Perlakuan Calvin yang selalu lembut, mampu membuatnya luluh. Dengan mudahnya Ellice takluk begitu saja dengan perhatian-perhatian kecil Calvin padanya.
Calvin yang pintar memanfaatkan situasi, mendekat pada Ellice. Ia mendekatkan wajahnya, membuat Ellice merasakan nafasnya yang berhembus hangat di wajah. Aroma minta dari pasta gigi menyeruak masuk ke hidung Ellice.
Perlahan tapi pasti ia membawa tangannya melingkar di pinggang Ellice. Membimbing bibirnya untuk menyentuh bagian candu milik Ellice. Seketika darah Ellice mengalir tidak sewajarnya.
Begitu lembut bibir itu. Calvin mampu memabukkan sl Ellice setiap sentuhan yang ia berikan. Bermain sejenak menyesap madu yang di hasilkan dari rongga mulut Ellice. Membuat Ellice ikut larut dan melupakan tujuan utamanya memanggil Calvin.
Sama sekali tak ada penolakan dari Ellice. Sepertinya ia mulai terbiasa dengan hal itu. Hal yang begitu ia rindukan saat Calvin tak memberikannya.
"Aku tak akan pernah merahasiakan apapun darimu. Percayalah, hanya kau yang aku cintai Ellice." ucap Calvin saat tautan bibirnya ia lepas dari Ellice. Nampak sekilas Ellice kecewa ketika Calvin melepasnya.
Ellice tersenyum dan mengangguk. Dia akan percaya apa yang Calvin katakan. Karena Ellice merasakan ketulusan cinta Calvin padanya.

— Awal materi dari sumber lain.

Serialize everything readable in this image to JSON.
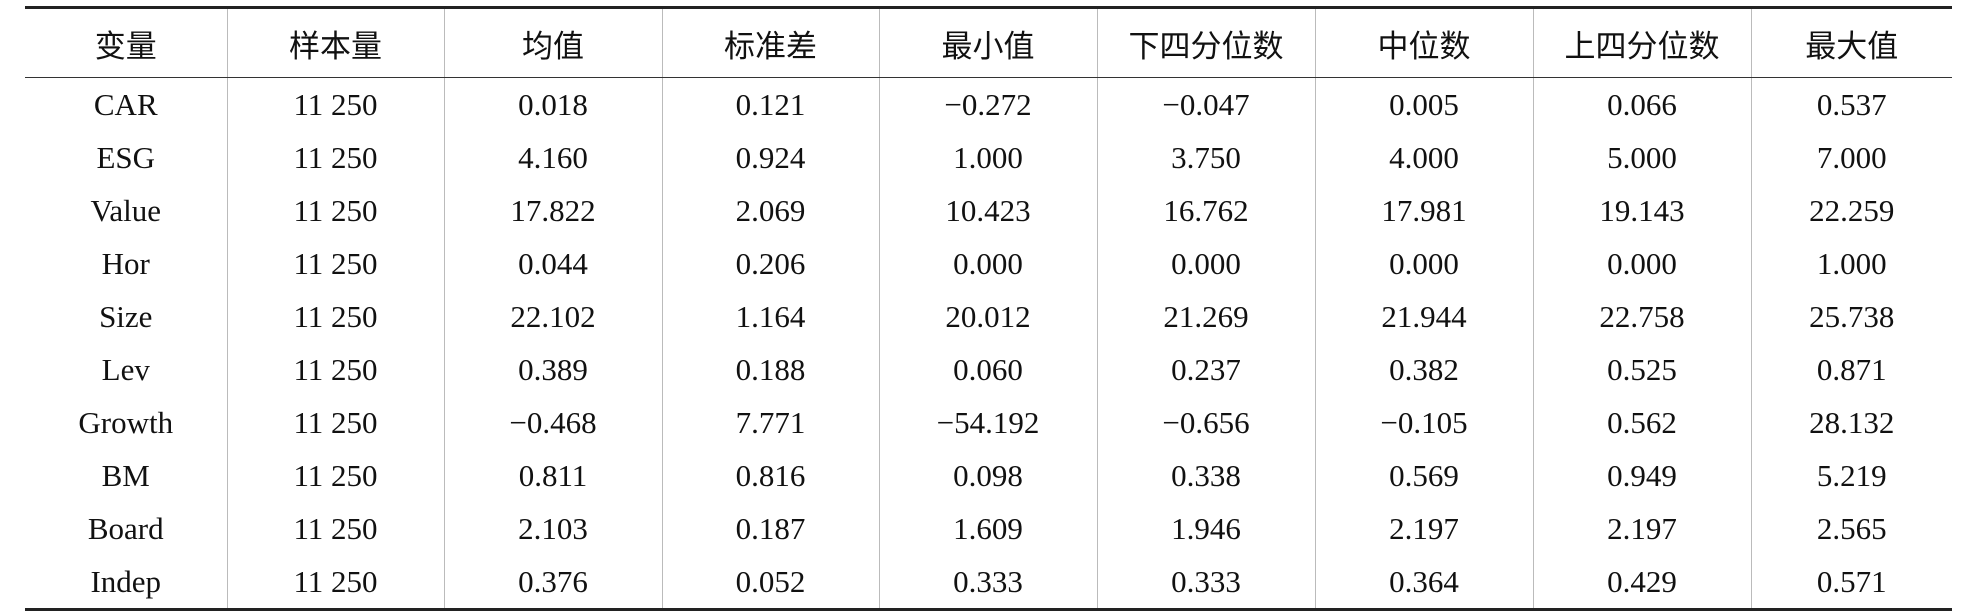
{
  "table": {
    "header": [
      "变量",
      "样本量",
      "均值",
      "标准差",
      "最小值",
      "下四分位数",
      "中位数",
      "上四分位数",
      "最大值"
    ],
    "rows": [
      [
        "CAR",
        "11 250",
        "0.018",
        "0.121",
        "−0.272",
        "−0.047",
        "0.005",
        "0.066",
        "0.537"
      ],
      [
        "ESG",
        "11 250",
        "4.160",
        "0.924",
        "1.000",
        "3.750",
        "4.000",
        "5.000",
        "7.000"
      ],
      [
        "Value",
        "11 250",
        "17.822",
        "2.069",
        "10.423",
        "16.762",
        "17.981",
        "19.143",
        "22.259"
      ],
      [
        "Hor",
        "11 250",
        "0.044",
        "0.206",
        "0.000",
        "0.000",
        "0.000",
        "0.000",
        "1.000"
      ],
      [
        "Size",
        "11 250",
        "22.102",
        "1.164",
        "20.012",
        "21.269",
        "21.944",
        "22.758",
        "25.738"
      ],
      [
        "Lev",
        "11 250",
        "0.389",
        "0.188",
        "0.060",
        "0.237",
        "0.382",
        "0.525",
        "0.871"
      ],
      [
        "Growth",
        "11 250",
        "−0.468",
        "7.771",
        "−54.192",
        "−0.656",
        "−0.105",
        "0.562",
        "28.132"
      ],
      [
        "BM",
        "11 250",
        "0.811",
        "0.816",
        "0.098",
        "0.338",
        "0.569",
        "0.949",
        "5.219"
      ],
      [
        "Board",
        "11 250",
        "2.103",
        "0.187",
        "1.609",
        "1.946",
        "2.197",
        "2.197",
        "2.565"
      ],
      [
        "Indep",
        "11 250",
        "0.376",
        "0.052",
        "0.333",
        "0.333",
        "0.364",
        "0.429",
        "0.571"
      ]
    ]
  }
}
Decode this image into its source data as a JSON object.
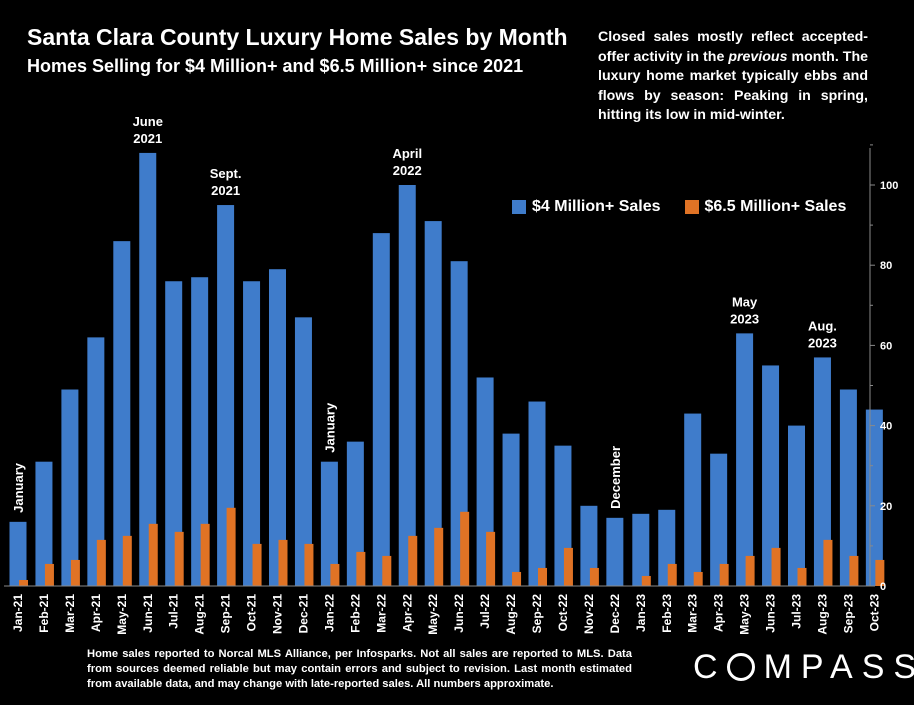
{
  "header": {
    "title": "Santa Clara County Luxury Home Sales by Month",
    "subtitle": "Homes Selling for $4 Million+ and $6.5 Million+ since 2021"
  },
  "note": {
    "part1": "Closed sales mostly reflect accepted-offer activity in the ",
    "emph": "previous",
    "part2": " month. The luxury home market typically ebbs and flows by season: Peaking in spring, hitting its low in mid-winter."
  },
  "footer": {
    "text": "Home sales reported to Norcal MLS Alliance, per Infosparks. Not all sales are reported to MLS. Data from sources deemed reliable but may contain errors and subject to revision.  Last month estimated from available data, and may change with late-reported sales. All numbers approximate."
  },
  "logo": {
    "before": "C",
    "after": "MPASS"
  },
  "colors": {
    "series1": "#3f7ccb",
    "series2": "#e07325",
    "background": "#000000",
    "text": "#ffffff"
  },
  "chart_data": {
    "type": "bar",
    "categories": [
      "Jan-21",
      "Feb-21",
      "Mar-21",
      "Apr-21",
      "May-21",
      "Jun-21",
      "Jul-21",
      "Aug-21",
      "Sep-21",
      "Oct-21",
      "Nov-21",
      "Dec-21",
      "Jan-22",
      "Feb-22",
      "Mar-22",
      "Apr-22",
      "May-22",
      "Jun-22",
      "Jul-22",
      "Aug-22",
      "Sep-22",
      "Oct-22",
      "Nov-22",
      "Dec-22",
      "Jan-23",
      "Feb-23",
      "Mar-23",
      "Apr-23",
      "May-23",
      "Jun-23",
      "Jul-23",
      "Aug-23",
      "Sep-23",
      "Oct-23"
    ],
    "series": [
      {
        "name": "$4 Million+ Sales",
        "values": [
          16,
          31,
          49,
          62,
          86,
          108,
          76,
          77,
          95,
          76,
          79,
          67,
          31,
          36,
          88,
          100,
          91,
          81,
          52,
          38,
          46,
          35,
          20,
          17,
          18,
          19,
          43,
          33,
          63,
          55,
          40,
          57,
          49,
          44
        ]
      },
      {
        "name": "$6.5 Million+ Sales",
        "values": [
          1.5,
          5.5,
          6.5,
          11.5,
          12.5,
          15.5,
          13.5,
          15.5,
          19.5,
          10.5,
          11.5,
          10.5,
          5.5,
          8.5,
          7.5,
          12.5,
          14.5,
          18.5,
          13.5,
          3.5,
          4.5,
          9.5,
          4.5,
          0,
          2.5,
          5.5,
          3.5,
          5.5,
          7.5,
          9.5,
          4.5,
          11.5,
          7.5,
          6.5
        ]
      }
    ],
    "ylim": [
      0,
      110
    ],
    "yticks": [
      0,
      20,
      40,
      60,
      80,
      100
    ],
    "axis_position": "right",
    "legend_position": "top-right",
    "grid": false,
    "annotations": [
      {
        "index": 0,
        "lines": [
          "January"
        ],
        "vertical": true
      },
      {
        "index": 5,
        "lines": [
          "June",
          "2021"
        ],
        "vertical": false
      },
      {
        "index": 8,
        "lines": [
          "Sept.",
          "2021"
        ],
        "vertical": false
      },
      {
        "index": 12,
        "lines": [
          "January"
        ],
        "vertical": true
      },
      {
        "index": 15,
        "lines": [
          "April",
          "2022"
        ],
        "vertical": false
      },
      {
        "index": 23,
        "lines": [
          "December"
        ],
        "vertical": true
      },
      {
        "index": 28,
        "lines": [
          "May",
          "2023"
        ],
        "vertical": false
      },
      {
        "index": 31,
        "lines": [
          "Aug.",
          "2023"
        ],
        "vertical": false
      }
    ]
  }
}
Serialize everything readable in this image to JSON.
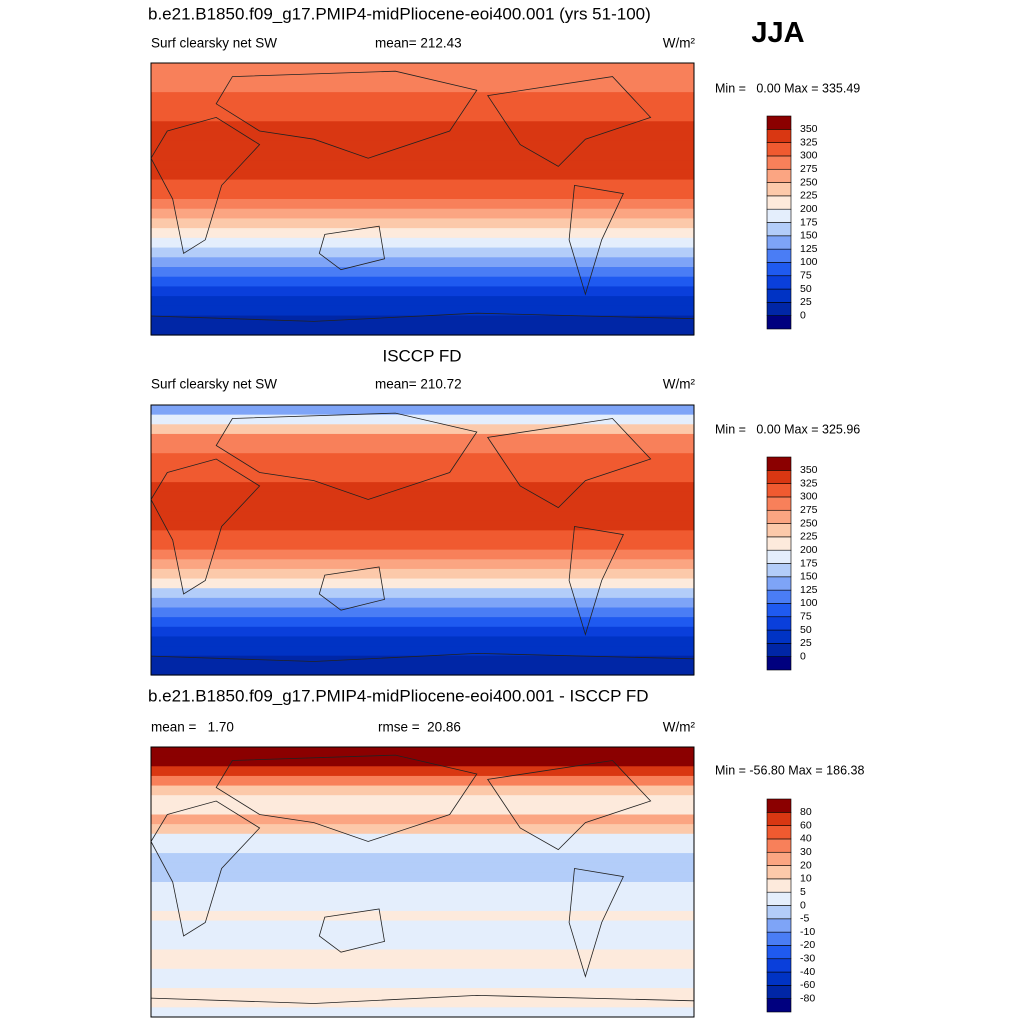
{
  "header": {
    "season": "JJA"
  },
  "panels": [
    {
      "title": "b.e21.B1850.f09_g17.PMIP4-midPliocene-eoi400.001 (yrs 51-100)",
      "left": "Surf clearsky net SW",
      "center": "mean= 212.43",
      "unit": "W/m²",
      "minmax": "Min =   0.00 Max = 335.49",
      "colorbar": {
        "labels": [
          0,
          25,
          50,
          75,
          100,
          125,
          150,
          175,
          200,
          225,
          250,
          275,
          300,
          325,
          350
        ],
        "colors": [
          "#00007f",
          "#0026a6",
          "#0033c4",
          "#0a3fdb",
          "#1f5af0",
          "#4a7df5",
          "#7ea4f7",
          "#b3cdf9",
          "#e4eefc",
          "#fdeadc",
          "#fcc9aa",
          "#fba582",
          "#f8805a",
          "#f05a30",
          "#d93712",
          "#8b0000"
        ]
      }
    },
    {
      "title": "ISCCP FD",
      "left": "Surf clearsky net SW",
      "center": "mean= 210.72",
      "unit": "W/m²",
      "minmax": "Min =   0.00 Max = 325.96",
      "colorbar": {
        "labels": [
          0,
          25,
          50,
          75,
          100,
          125,
          150,
          175,
          200,
          225,
          250,
          275,
          300,
          325,
          350
        ],
        "colors": [
          "#00007f",
          "#0026a6",
          "#0033c4",
          "#0a3fdb",
          "#1f5af0",
          "#4a7df5",
          "#7ea4f7",
          "#b3cdf9",
          "#e4eefc",
          "#fdeadc",
          "#fcc9aa",
          "#fba582",
          "#f8805a",
          "#f05a30",
          "#d93712",
          "#8b0000"
        ]
      }
    },
    {
      "title": "b.e21.B1850.f09_g17.PMIP4-midPliocene-eoi400.001 - ISCCP FD",
      "left": "mean =   1.70",
      "center": "rmse =  20.86",
      "unit": "W/m²",
      "minmax": "Min = -56.80 Max = 186.38",
      "colorbar": {
        "labels": [
          -80,
          -60,
          -40,
          -30,
          -20,
          -10,
          -5,
          0,
          5,
          10,
          20,
          30,
          40,
          60,
          80
        ],
        "colors": [
          "#00007f",
          "#0026a6",
          "#0033c4",
          "#0a3fdb",
          "#1f5af0",
          "#4a7df5",
          "#7ea4f7",
          "#b3cdf9",
          "#e4eefc",
          "#fdeadc",
          "#fcc9aa",
          "#fba582",
          "#f8805a",
          "#f05a30",
          "#d93712",
          "#8b0000"
        ]
      }
    }
  ]
}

Meski saat melihat Mariana masih ada rasa cemburu melanda hatinya.
Kedua mata elang Calvin yang tajam, membawa Ellice masuk untuk menyelam lebih dalam memasuki isi hati sang lelaki.
Tapi tiba-tiba Ellice ingat apa yang membawanya menemui Calvin. "Aku lupa! Bodoh! Channing memanggilmu Cal. Sakitnya kambuh lagi. Ia ingin berbicara denganmu." Ellice langsung sadar dan menarik tangan Calvin menuju kamarnya.
"Kakak sakit lagi? Kenapa? Apa yang habis di lakukan kakak? Obatnya sudah di minum? Kakak sudah makan?" tanya Calvin yang kini berganti menarik tangan Ellice untuk segera melihat kondisi Channing.
"Kak, kakak kenapa? Apa masih sakit kak?" Calvin duduk di tepi ranjang dan menatap kakaknya yang pemah di atas tempat tidur.
Bagaimana bisa Calvin dan Ellice melupakan Channing? Betapa berdosa keduanya. Oh Tuhan...
"Kakak ingin kau berkata jujur pada kakak."